The Democratic Republic of Congo (DRC) says it will start auctioning off rights next week to enable drilling for oil in more than two dozen areas, including a rainforest region that green action groups say should be protected.

Twenty-seven blocks for oil exploration and three for gas will be auctioned off from 28 July, DRC's minister for hydrocarbons, Didier Budimbu, announced late on Monday.

Of the 27 oil blocks, three are located on the coast of the Congo River basin and nine in the huge "central basin" rainforest region in the west of the country.

The other 15 are in the east of the country, near the Albert and Tanganyika great lakes. The three gas blocks are located at Lake Kivu, also in the east.

Environmental impact

Environmental campaigners have protested against plans to drill in the central basin.

Oil prospection there, which will include the cutting of huge corridors to transport equipment, could have a disastrous impact on rare species and unleash carbon that has lain undisturbed for thousands of years, they say.

"Three of the blocks overlap with the Cuvette Centrale peatlands, a biodiversity hotspot containing about 30 gigatons of carbon, equivalent to three years of global emissions," Greenpeace Africa said last month.

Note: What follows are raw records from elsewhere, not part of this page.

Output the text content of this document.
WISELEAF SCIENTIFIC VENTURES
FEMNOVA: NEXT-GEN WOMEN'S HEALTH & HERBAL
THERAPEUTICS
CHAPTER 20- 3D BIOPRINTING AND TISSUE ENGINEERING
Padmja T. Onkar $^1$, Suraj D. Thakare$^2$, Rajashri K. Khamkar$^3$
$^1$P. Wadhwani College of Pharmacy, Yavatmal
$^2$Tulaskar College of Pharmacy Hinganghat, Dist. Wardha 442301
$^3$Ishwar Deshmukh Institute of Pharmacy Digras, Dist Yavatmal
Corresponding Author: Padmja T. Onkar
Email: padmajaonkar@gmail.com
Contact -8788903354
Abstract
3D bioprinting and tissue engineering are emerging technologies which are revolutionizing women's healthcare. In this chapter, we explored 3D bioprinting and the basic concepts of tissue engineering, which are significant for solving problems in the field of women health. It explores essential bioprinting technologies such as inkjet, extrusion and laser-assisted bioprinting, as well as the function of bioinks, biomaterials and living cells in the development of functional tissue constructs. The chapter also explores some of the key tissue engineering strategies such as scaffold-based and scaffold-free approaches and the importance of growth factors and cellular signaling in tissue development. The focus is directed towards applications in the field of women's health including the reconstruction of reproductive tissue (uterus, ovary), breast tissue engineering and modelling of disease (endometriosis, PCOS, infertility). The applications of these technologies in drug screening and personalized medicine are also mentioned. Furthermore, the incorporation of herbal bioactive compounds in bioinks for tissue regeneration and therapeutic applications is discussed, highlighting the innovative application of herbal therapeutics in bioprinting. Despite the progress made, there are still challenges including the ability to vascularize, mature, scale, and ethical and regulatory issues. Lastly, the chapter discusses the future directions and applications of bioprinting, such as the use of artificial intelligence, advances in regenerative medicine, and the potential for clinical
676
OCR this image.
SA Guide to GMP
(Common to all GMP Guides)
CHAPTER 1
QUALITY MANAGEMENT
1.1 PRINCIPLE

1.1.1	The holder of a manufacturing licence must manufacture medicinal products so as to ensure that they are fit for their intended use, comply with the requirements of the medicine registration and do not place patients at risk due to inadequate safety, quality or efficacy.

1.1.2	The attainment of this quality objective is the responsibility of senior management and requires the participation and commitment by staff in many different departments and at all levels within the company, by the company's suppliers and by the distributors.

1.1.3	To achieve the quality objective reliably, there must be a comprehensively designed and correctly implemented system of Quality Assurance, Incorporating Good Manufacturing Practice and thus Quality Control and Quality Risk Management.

"Oil drilling could release the immense stocks of carbon they store."

The government says it gave the go-ahead after environmental impact studies were carried out.

The auction comes after the government reached a deal in February with Israeli tycoon Dan Gertler, paying him two billion dollars for his rights over two blocks at Lake Albert.

In April, it announced it would go ahead with the auction.